На улице лило как из ведра. И «москвич» Христо медленно плыл, словно настоящий Ноев ковчег. Нам приходилось перекрикивать раскаты грома.
Комплекс Западный парк то возникал, то снова исчезал в зловещих вспышках молний. Вот так и наши слова терялись в грохоте стихии, и нам приходилось повторять их. Каждая очередная подробность, которой делился со мной Христо, злила меня все больше и больше:
— Что это за максимализм? Зачем? Тебе же пошли навстречу. А ведь сколько всего ты мог бы сделать для кино! Для всех нас!
Ответ Христо был страшным и категоричным:
— Ничего уже сделать нельзя!
Это был один из самых важных моих разговоров в те годы. Сейчас я воспроизвожу его по памяти. И тем не менее точно. Потому что разговор этот продолжился и тогда, когда я остался один. Потому что Христо Ганев был не только выдающейся, но и в некотором роде эталонной личностью. Неужели то, что предлагает власть, есть всего лишь иллюзия? Или все же не стоит пренебрегать любой возможностью? Ответ Христо был отрицательным: «Ничего сделать нельзя». Наверняка, продолжая наш диалог, я говорил ему: «Да, но ты же был партизаном. Ты готовил переворот. Ты был народным героем и народным депутатом, дорогой мой друг. Легко тебе сейчас изрекать, подобно Экклезиасту, что все вокруг суета сует! А как быть тем, которые никогда не ловили ветер?!»
Нынче, спустя тридцать лет разочарований, время вроде бы подтвердило его слова. Но вопрос остается прежним. Потому что «ничего нового под солнцем».

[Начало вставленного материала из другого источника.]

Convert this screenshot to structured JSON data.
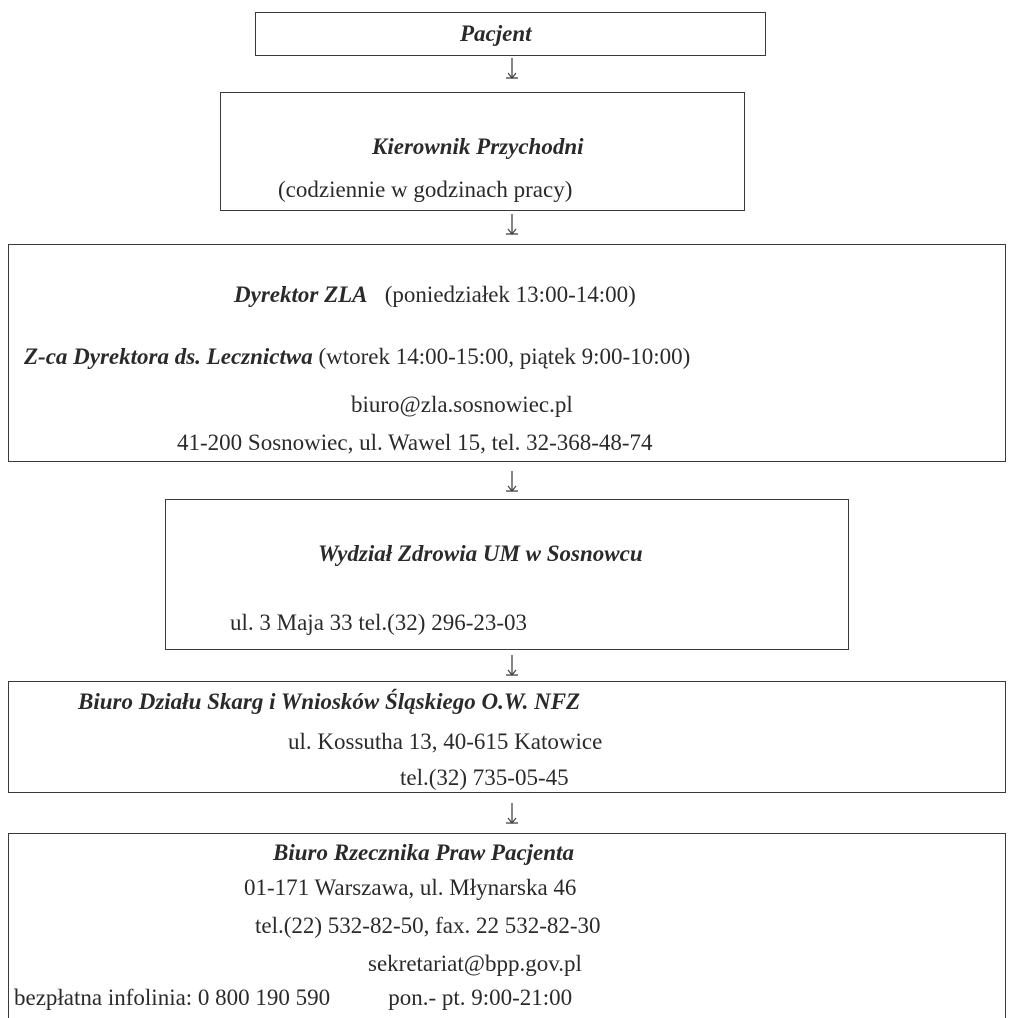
{
  "flow": {
    "patient": {
      "title": "Pacjent"
    },
    "manager": {
      "title": "Kierownik Przychodni",
      "hours": "(codziennie w godzinach pracy)"
    },
    "director": {
      "director_title": "Dyrektor ZLA",
      "director_hours": "(poniedziałek 13:00-14:00)",
      "deputy_title": "Z-ca Dyrektora ds. Lecznictwa",
      "deputy_hours": "(wtorek 14:00-15:00, piątek 9:00-10:00)",
      "email": "biuro@zla.sosnowiec.pl",
      "address": "41-200 Sosnowiec, ul. Wawel 15,  tel. 32-368-48-74"
    },
    "health_dept": {
      "title": "Wydział Zdrowia UM w Sosnowcu",
      "address": "ul. 3 Maja 33   tel.(32)  296-23-03"
    },
    "nfz": {
      "title": "Biuro Działu Skarg i Wniosków Śląskiego O.W. NFZ",
      "address": "ul. Kossutha 13, 40-615 Katowice",
      "phone": "tel.(32) 735-05-45"
    },
    "ombudsman": {
      "title": "Biuro Rzecznika Praw Pacjenta",
      "address": "01-171 Warszawa, ul. Młynarska 46",
      "phone": "tel.(22) 532-82-50,  fax. 22 532-82-30",
      "email": "sekretariat@bpp.gov.pl",
      "infoline": "bezpłatna infolinia: 0 800 190 590",
      "infoline_hours": "pon.- pt. 9:00-21:00"
    }
  }
}
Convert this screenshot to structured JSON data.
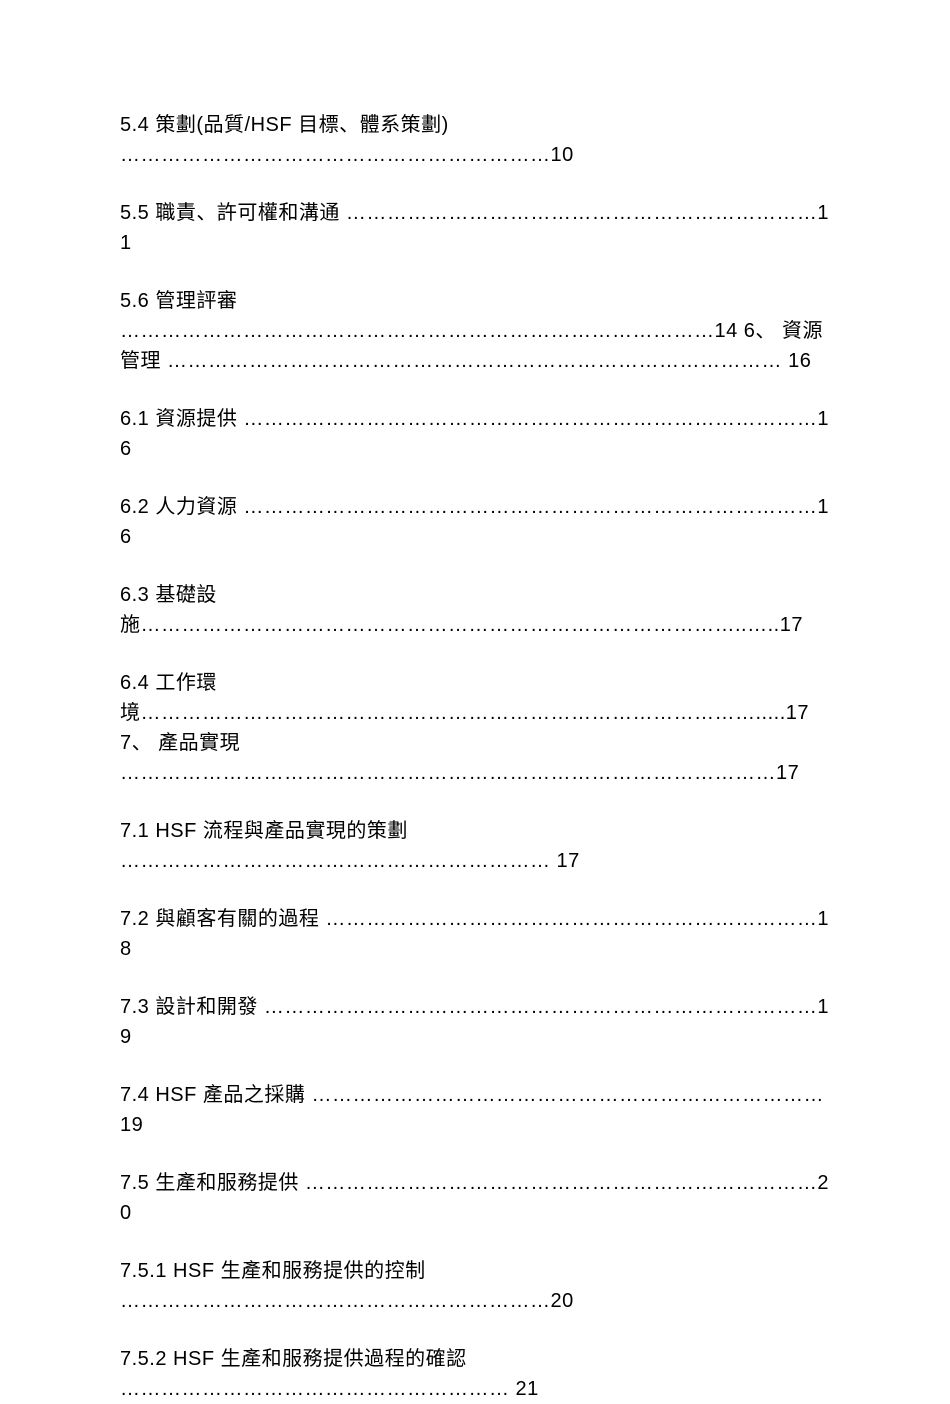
{
  "toc": {
    "background_color": "#ffffff",
    "text_color": "#000000",
    "font_size_pt": 15,
    "lines": [
      "5.4 策劃(品質/HSF 目標、體系策劃) ………………………………………………………10",
      "5.5 職責、許可權和溝通 ……………………………………………………………11",
      "5.6 管理評審 ……………………………………………………………………………14 6、 資源管理 ……………………………………………………………………………… 16",
      "6.1 資源提供 …………………………………………………………………………16",
      "6.2 人力資源 …………………………………………………………………………16",
      "6.3 基礎設施……………………………………………………………………………..…..17",
      "6.4 工作環境……………………………………………………………………………….....17 7、 產品實現 ……………………………………………………………………………………17",
      "7.1 HSF 流程與產品實現的策劃 ……………………………………………………… 17",
      "7.2 與顧客有關的過程 ………………………………………………………………18",
      "7.3 設計和開發 ………………………………………………………………………19",
      "7.4 HSF 產品之採購 …………………………………………………………………19",
      "7.5 生產和服務提供 …………………………………………………………………20",
      "7.5.1 HSF 生產和服務提供的控制 ………………………………………………………20",
      "7.5.2 HSF 生產和服務提供過程的確認 ………………………………………………… 21"
    ]
  }
}
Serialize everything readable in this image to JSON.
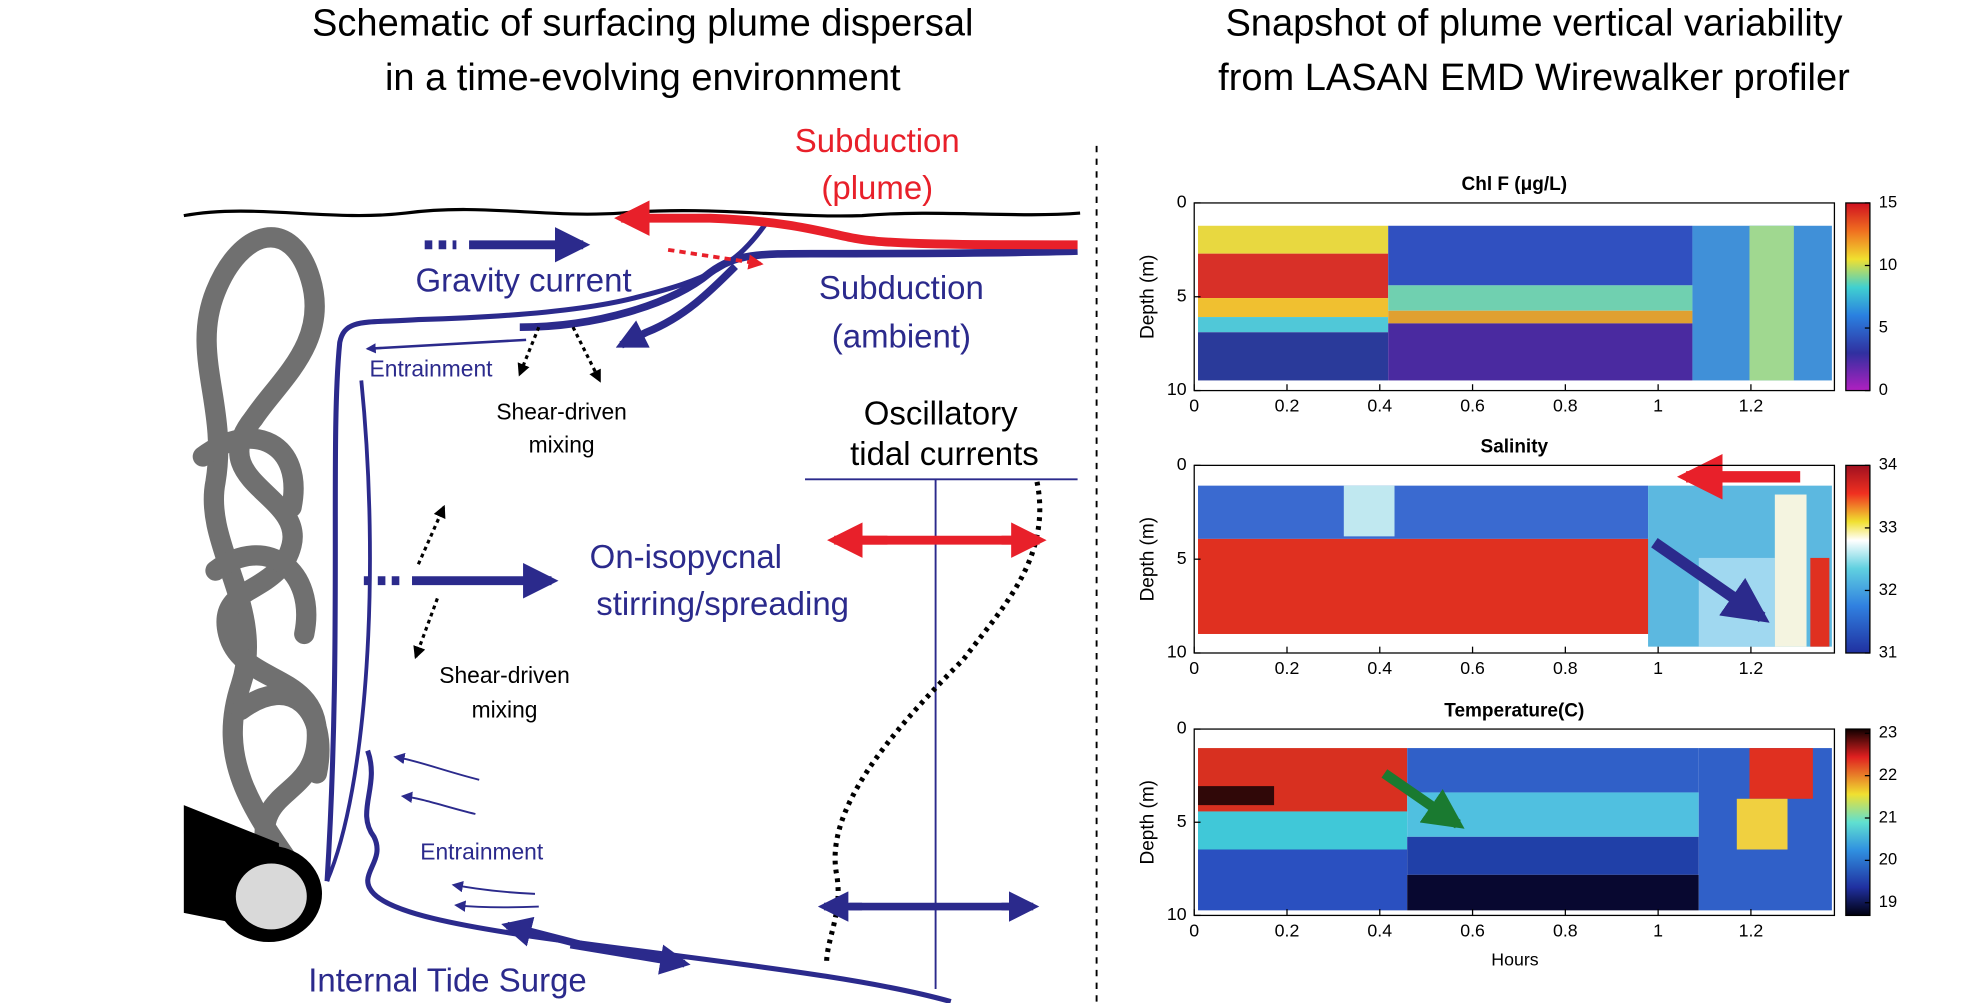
{
  "left": {
    "title": [
      "Schematic of surfacing plume dispersal",
      "in a time-evolving environment"
    ],
    "subduction_plume": [
      "Subduction",
      "(plume)"
    ],
    "gravity_current": "Gravity current",
    "subduction_ambient": [
      "Subduction",
      "(ambient)"
    ],
    "entrainment_top": "Entrainment",
    "shear_mixing_top": [
      "Shear-driven",
      "mixing"
    ],
    "tidal": [
      "Oscillatory",
      "tidal currents"
    ],
    "isopycnal": [
      "On-isopycnal",
      "stirring/spreading"
    ],
    "shear_mixing_mid": [
      "Shear-driven",
      "mixing"
    ],
    "entrainment_bottom": "Entrainment",
    "internal_tide": "Internal Tide Surge"
  },
  "right": {
    "title": [
      "Snapshot of plume vertical variability",
      "from LASAN EMD Wirewalker profiler"
    ],
    "xlabel": "Hours",
    "panels": [
      {
        "title": "Chl F (μg/L)",
        "ylabel": "Depth (m)",
        "xlim": [
          0,
          1.38
        ],
        "ylim": [
          0,
          10
        ],
        "xticks": [
          0,
          0.2,
          0.4,
          0.6,
          0.8,
          1,
          1.2
        ],
        "yticks": [
          0,
          5,
          10
        ],
        "clim": [
          0,
          15
        ],
        "cticks": [
          0,
          5,
          10,
          15
        ]
      },
      {
        "title": "Salinity",
        "ylabel": "Depth (m)",
        "xlim": [
          0,
          1.38
        ],
        "ylim": [
          0,
          10
        ],
        "xticks": [
          0,
          0.2,
          0.4,
          0.6,
          0.8,
          1,
          1.2
        ],
        "yticks": [
          0,
          5,
          10
        ],
        "clim": [
          31,
          34
        ],
        "cticks": [
          31,
          32,
          33,
          34
        ]
      },
      {
        "title": "Temperature(C)",
        "ylabel": "Depth (m)",
        "xlim": [
          0,
          1.38
        ],
        "ylim": [
          0,
          10
        ],
        "xticks": [
          0,
          0.2,
          0.4,
          0.6,
          0.8,
          1,
          1.2
        ],
        "yticks": [
          0,
          5,
          10
        ],
        "clim": [
          18.7,
          23.1
        ],
        "cticks": [
          19,
          20,
          21,
          22,
          23
        ]
      }
    ]
  }
}
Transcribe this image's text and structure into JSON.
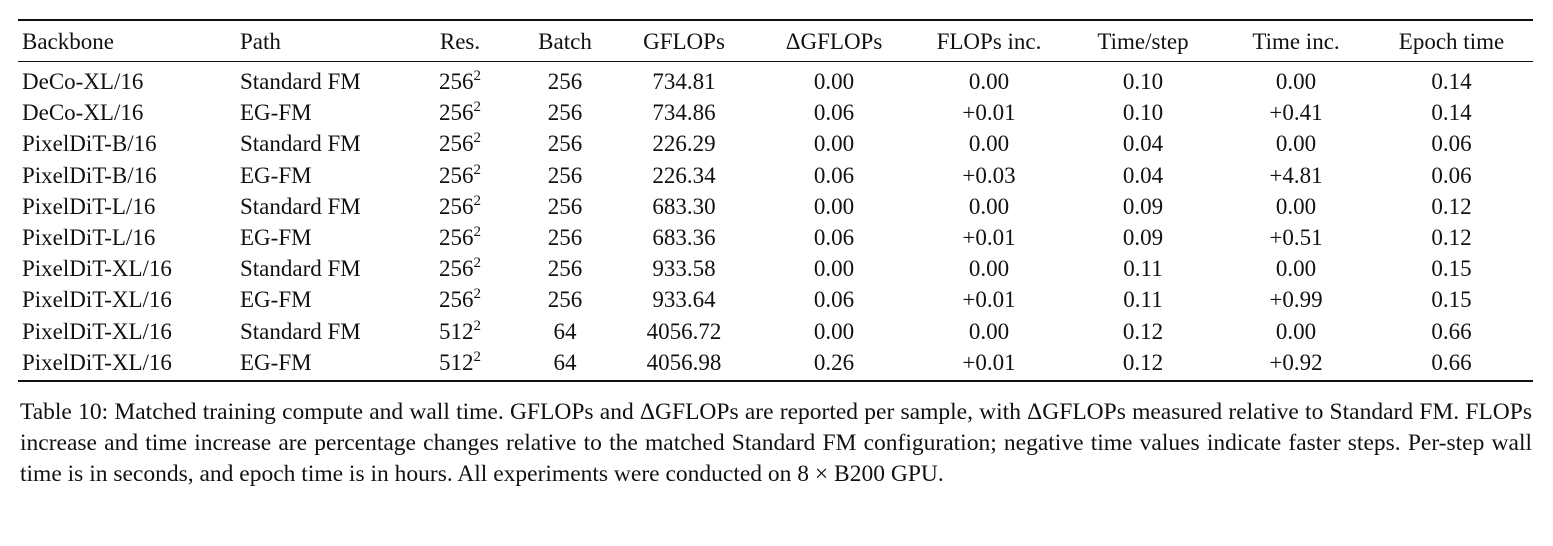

Свои дружеские чувства к Христо Ганеву я выразил еще в 1966 году, когда посвятил ему целую поэму, названную «Быть». А она, в свою очередь, вошла в мою книгу, не случайно озаглавленную «Пристрастия». Этот сборник стихов был проиллюстрирован скульптурами Величко Минекова. И хотя нет ничего нового под солнцем, я все же никогда не слышал, чтобы кто-нибудь делал нечто подобное. Величко тогда жестоко критиковали за формализм и модернизм. Его скульптурные иллюстрации были чем-то большим, чем простым выражением дружеских чувств. Это было двойным вызовом.